Mlađenović was a co-organizer of the 2001 Belgrade Pride. She and several other lesbian counselors founded the Counseling SOS line for Lesbians in 2012, where she was a workshop facilitator and psychological counselor as of 2017.

== Recognition ==
Mlađenović received the Felipa de Souza Award, awarded by OutRight Action International, for her contribution to LGBT human-rights activism in 1994 at a Pride celebration in New York. When she received the award, she said: "The place I come from is not the nation where I was born, but a lost lesbian country that I never had – but I will manage to create it, somehow."

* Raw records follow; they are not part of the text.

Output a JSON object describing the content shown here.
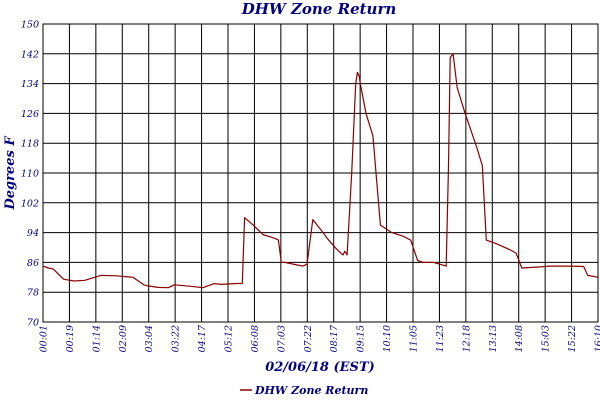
{
  "colors": {
    "series": "#8b0000",
    "text": "#000080",
    "grid": "#000000",
    "background": "#ffffff"
  },
  "chart_data": {
    "type": "line",
    "title": "DHW Zone Return",
    "xlabel": "02/06/18 (EST)",
    "ylabel": "Degrees F",
    "ylim": [
      70,
      150
    ],
    "yticks": [
      70,
      78,
      86,
      94,
      102,
      110,
      118,
      126,
      134,
      142,
      150
    ],
    "xlim": [
      "00:01",
      "16:10"
    ],
    "xticks": [
      "00:01",
      "00:19",
      "01:14",
      "02:09",
      "03:04",
      "03:22",
      "04:17",
      "05:12",
      "06:08",
      "07:03",
      "07:22",
      "08:17",
      "09:15",
      "10:10",
      "11:05",
      "11:23",
      "12:18",
      "13:13",
      "14:08",
      "15:03",
      "15:22",
      "16:10"
    ],
    "grid": true,
    "legend": {
      "position": "bottom-center",
      "entries": [
        "DHW Zone Return"
      ]
    },
    "series": [
      {
        "name": "DHW Zone Return",
        "points": [
          [
            "00:01",
            85
          ],
          [
            "00:10",
            84.5
          ],
          [
            "00:19",
            84.2
          ],
          [
            "00:37",
            81.5
          ],
          [
            "00:55",
            81
          ],
          [
            "01:14",
            81.2
          ],
          [
            "01:42",
            82.5
          ],
          [
            "02:09",
            82.4
          ],
          [
            "02:38",
            82
          ],
          [
            "02:57",
            80
          ],
          [
            "03:04",
            79.7
          ],
          [
            "03:22",
            79.3
          ],
          [
            "03:40",
            79.2
          ],
          [
            "03:50",
            80
          ],
          [
            "04:17",
            79.6
          ],
          [
            "04:40",
            79.2
          ],
          [
            "05:00",
            80.3
          ],
          [
            "05:12",
            80.1
          ],
          [
            "05:35",
            80.3
          ],
          [
            "05:49",
            80.4
          ],
          [
            "05:53",
            98
          ],
          [
            "06:08",
            96
          ],
          [
            "06:25",
            93.5
          ],
          [
            "06:45",
            92.5
          ],
          [
            "06:52",
            92
          ],
          [
            "06:57",
            86
          ],
          [
            "07:03",
            86
          ],
          [
            "07:22",
            85.4
          ],
          [
            "07:34",
            85
          ],
          [
            "07:42",
            85.5
          ],
          [
            "07:52",
            97.5
          ],
          [
            "08:10",
            94
          ],
          [
            "08:17",
            92.5
          ],
          [
            "08:32",
            89.8
          ],
          [
            "08:43",
            88.2
          ],
          [
            "08:45",
            88
          ],
          [
            "08:48",
            89
          ],
          [
            "08:52",
            88
          ],
          [
            "09:00",
            110
          ],
          [
            "09:07",
            134
          ],
          [
            "09:10",
            137
          ],
          [
            "09:13",
            136
          ],
          [
            "09:15",
            134
          ],
          [
            "09:25",
            126
          ],
          [
            "09:37",
            120
          ],
          [
            "09:50",
            96
          ],
          [
            "10:10",
            94
          ],
          [
            "10:30",
            93
          ],
          [
            "10:43",
            92
          ],
          [
            "10:55",
            86.5
          ],
          [
            "11:05",
            86
          ],
          [
            "11:23",
            86
          ],
          [
            "11:45",
            85
          ],
          [
            "11:49",
            112
          ],
          [
            "11:52",
            141
          ],
          [
            "11:57",
            142
          ],
          [
            "12:04",
            133
          ],
          [
            "12:18",
            126
          ],
          [
            "12:38",
            117
          ],
          [
            "12:48",
            112
          ],
          [
            "12:55",
            92
          ],
          [
            "13:13",
            91
          ],
          [
            "13:35",
            89.5
          ],
          [
            "13:47",
            88.5
          ],
          [
            "13:57",
            84.5
          ],
          [
            "14:08",
            84.6
          ],
          [
            "14:30",
            84.8
          ],
          [
            "14:45",
            85
          ],
          [
            "15:03",
            85
          ],
          [
            "15:22",
            85
          ],
          [
            "15:45",
            84.9
          ],
          [
            "15:52",
            82.5
          ],
          [
            "16:10",
            82
          ]
        ]
      }
    ]
  }
}
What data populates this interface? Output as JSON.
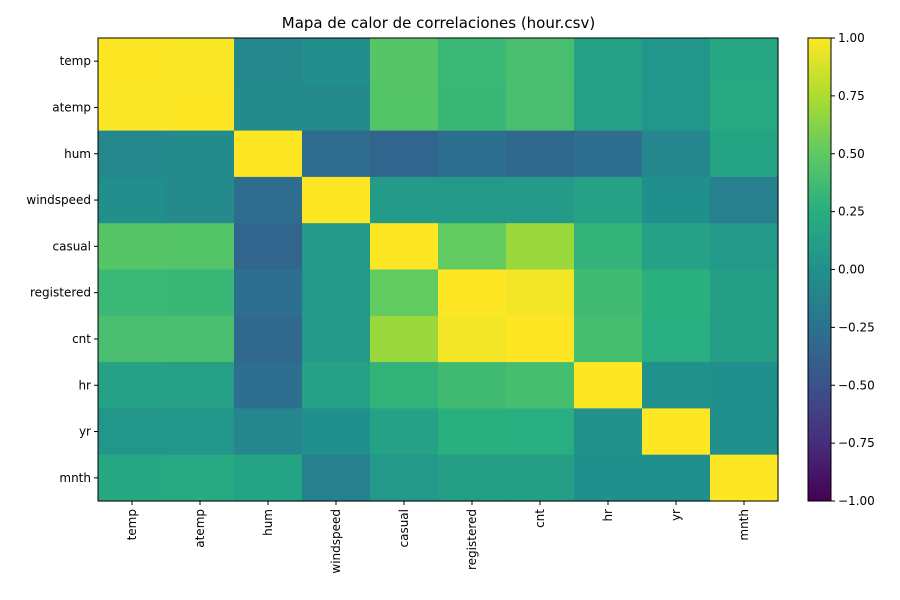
{
  "chart_data": {
    "type": "heatmap",
    "title": "Mapa de calor de correlaciones (hour.csv)",
    "xlabel": "",
    "ylabel": "",
    "x_categories": [
      "temp",
      "atemp",
      "hum",
      "windspeed",
      "casual",
      "registered",
      "cnt",
      "hr",
      "yr",
      "mnth"
    ],
    "y_categories": [
      "temp",
      "atemp",
      "hum",
      "windspeed",
      "casual",
      "registered",
      "cnt",
      "hr",
      "yr",
      "mnth"
    ],
    "values": [
      [
        1.0,
        0.99,
        -0.07,
        -0.02,
        0.46,
        0.34,
        0.4,
        0.14,
        0.04,
        0.2
      ],
      [
        0.99,
        1.0,
        -0.05,
        -0.06,
        0.45,
        0.33,
        0.4,
        0.13,
        0.04,
        0.21
      ],
      [
        -0.07,
        -0.05,
        1.0,
        -0.29,
        -0.35,
        -0.27,
        -0.32,
        -0.28,
        -0.08,
        0.16
      ],
      [
        -0.02,
        -0.06,
        -0.29,
        1.0,
        0.09,
        0.08,
        0.09,
        0.14,
        -0.01,
        -0.14
      ],
      [
        0.46,
        0.45,
        -0.35,
        0.09,
        1.0,
        0.51,
        0.69,
        0.3,
        0.14,
        0.07
      ],
      [
        0.34,
        0.33,
        -0.27,
        0.08,
        0.51,
        1.0,
        0.97,
        0.37,
        0.26,
        0.12
      ],
      [
        0.4,
        0.4,
        -0.32,
        0.09,
        0.69,
        0.97,
        1.0,
        0.39,
        0.25,
        0.12
      ],
      [
        0.14,
        0.13,
        -0.28,
        0.14,
        0.3,
        0.37,
        0.39,
        1.0,
        -0.0,
        -0.01
      ],
      [
        0.04,
        0.04,
        -0.08,
        -0.01,
        0.14,
        0.26,
        0.25,
        -0.0,
        1.0,
        -0.01
      ],
      [
        0.2,
        0.21,
        0.16,
        -0.14,
        0.07,
        0.12,
        0.12,
        -0.01,
        -0.01,
        1.0
      ]
    ],
    "colormap": "viridis",
    "vmin": -1.0,
    "vmax": 1.0,
    "colorbar_ticks": [
      "1.00",
      "0.75",
      "0.50",
      "0.25",
      "0.00",
      "−0.25",
      "−0.50",
      "−0.75",
      "−1.00"
    ],
    "colorbar_tick_values": [
      1.0,
      0.75,
      0.5,
      0.25,
      0.0,
      -0.25,
      -0.5,
      -0.75,
      -1.0
    ],
    "grid": false
  }
}
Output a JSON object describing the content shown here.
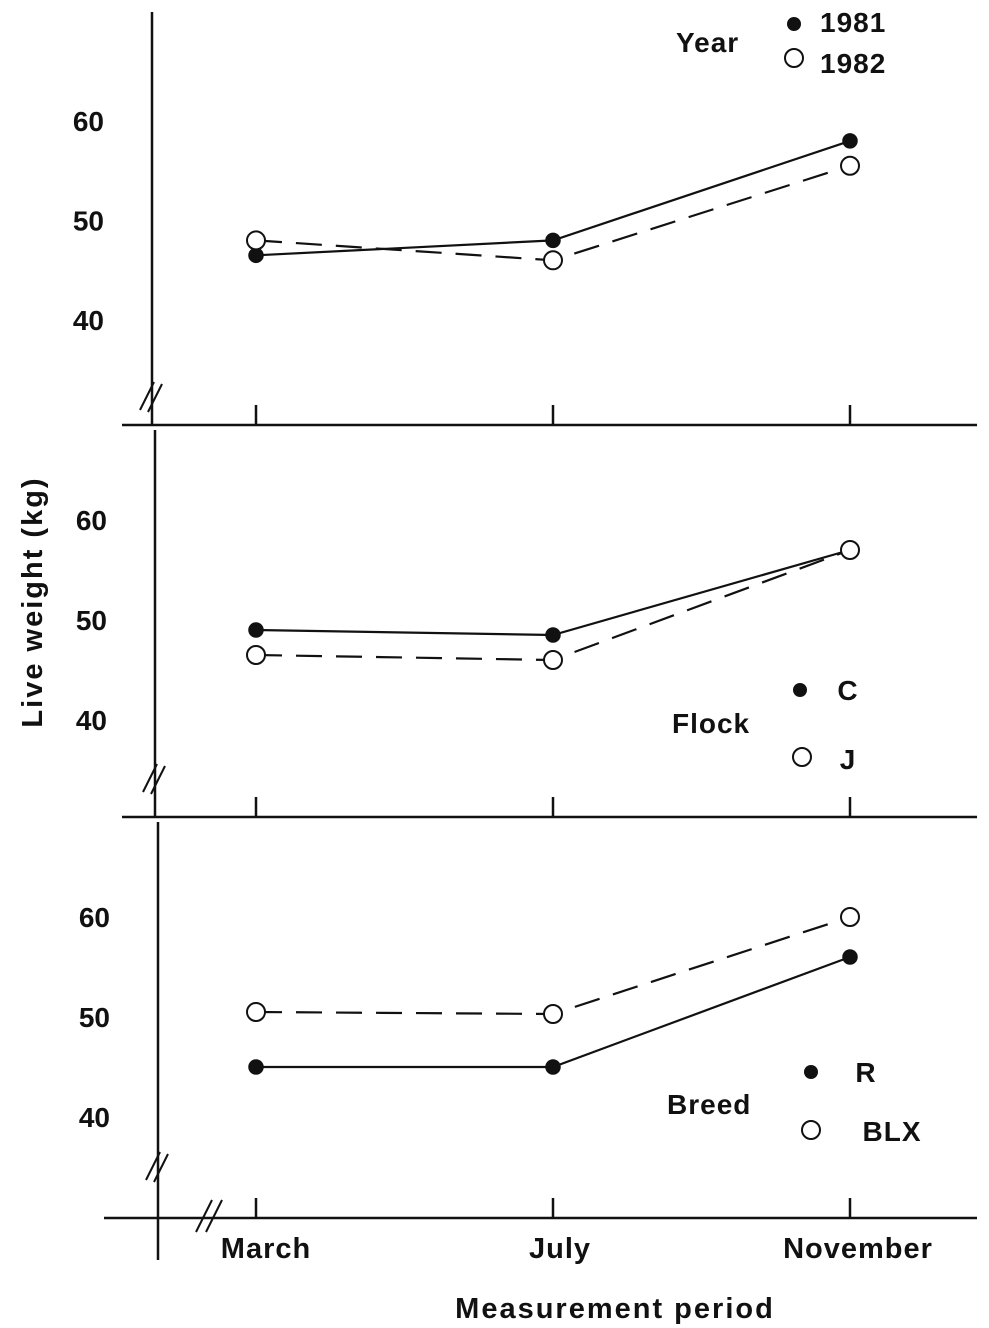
{
  "chart_data": [
    {
      "type": "line",
      "panel": "top",
      "categories": [
        "March",
        "July",
        "November"
      ],
      "ylabel": "Live weight (kg)",
      "xlabel": "Measurement period",
      "ylim": [
        32,
        70
      ],
      "yticks": [
        40,
        50,
        60
      ],
      "legend": {
        "title": "Year",
        "placement": "top-right"
      },
      "series": [
        {
          "name": "1981",
          "marker": "filled",
          "line": "solid",
          "values": [
            46.5,
            48,
            58
          ]
        },
        {
          "name": "1982",
          "marker": "open",
          "line": "dashed",
          "values": [
            48,
            46,
            55.5
          ]
        }
      ]
    },
    {
      "type": "line",
      "panel": "middle",
      "categories": [
        "March",
        "July",
        "November"
      ],
      "ylim": [
        32,
        70
      ],
      "yticks": [
        40,
        50,
        60
      ],
      "legend": {
        "title": "Flock",
        "placement": "bottom-right"
      },
      "series": [
        {
          "name": "C",
          "marker": "filled",
          "line": "solid",
          "values": [
            49,
            48.5,
            57
          ]
        },
        {
          "name": "J",
          "marker": "open",
          "line": "dashed",
          "values": [
            46.5,
            46,
            57
          ]
        }
      ]
    },
    {
      "type": "line",
      "panel": "bottom",
      "categories": [
        "March",
        "July",
        "November"
      ],
      "ylim": [
        32,
        70
      ],
      "yticks": [
        40,
        50,
        60
      ],
      "legend": {
        "title": "Breed",
        "placement": "bottom-right"
      },
      "series": [
        {
          "name": "R",
          "marker": "filled",
          "line": "solid",
          "values": [
            45,
            45,
            56
          ]
        },
        {
          "name": "BLX",
          "marker": "open",
          "line": "dashed",
          "values": [
            50.5,
            50.3,
            60
          ]
        }
      ]
    }
  ]
}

The Novi Sad Lesbian Organisation (NLO) honored Mlađenović in 2011 by opening a lesbian, feminist, radical anti-fascist reading room named for her. She received the 2013 Anne Klein Women's Award, presented by the Heinrich Boell Foundation. Mlađenović brought 22 lesbian activists from the region to the award ceremony in Berlin as part of a lesbian study visit.

== Publications ==
From 1992 to 2012, Mlađenović was a member of and lecturer at the Center for Women's Studies in Belgrade. She has written several essays on war rape, violence against women, lesbian rights, lesbians in wartime, femicide, the feminist approach to transitional justice, women's solidarity and emotional literacy. In her manifesto, "Politics of Women’s Solidarity", she says:

Women’s solidarity is a beginning of defascisation of each of us. Because we choose understanding and not accusation, we choose empathy and not hate. We choose to be responsible for our acts, emotions and thoughts, instead of taking a role of a victim. Women’s solidarity is a politics of anti-fascism. Because we choose to care about the Other, the different then me. When we watch children with eyes of solidarity then our children are not necessarily better nor more beautiful then those of others.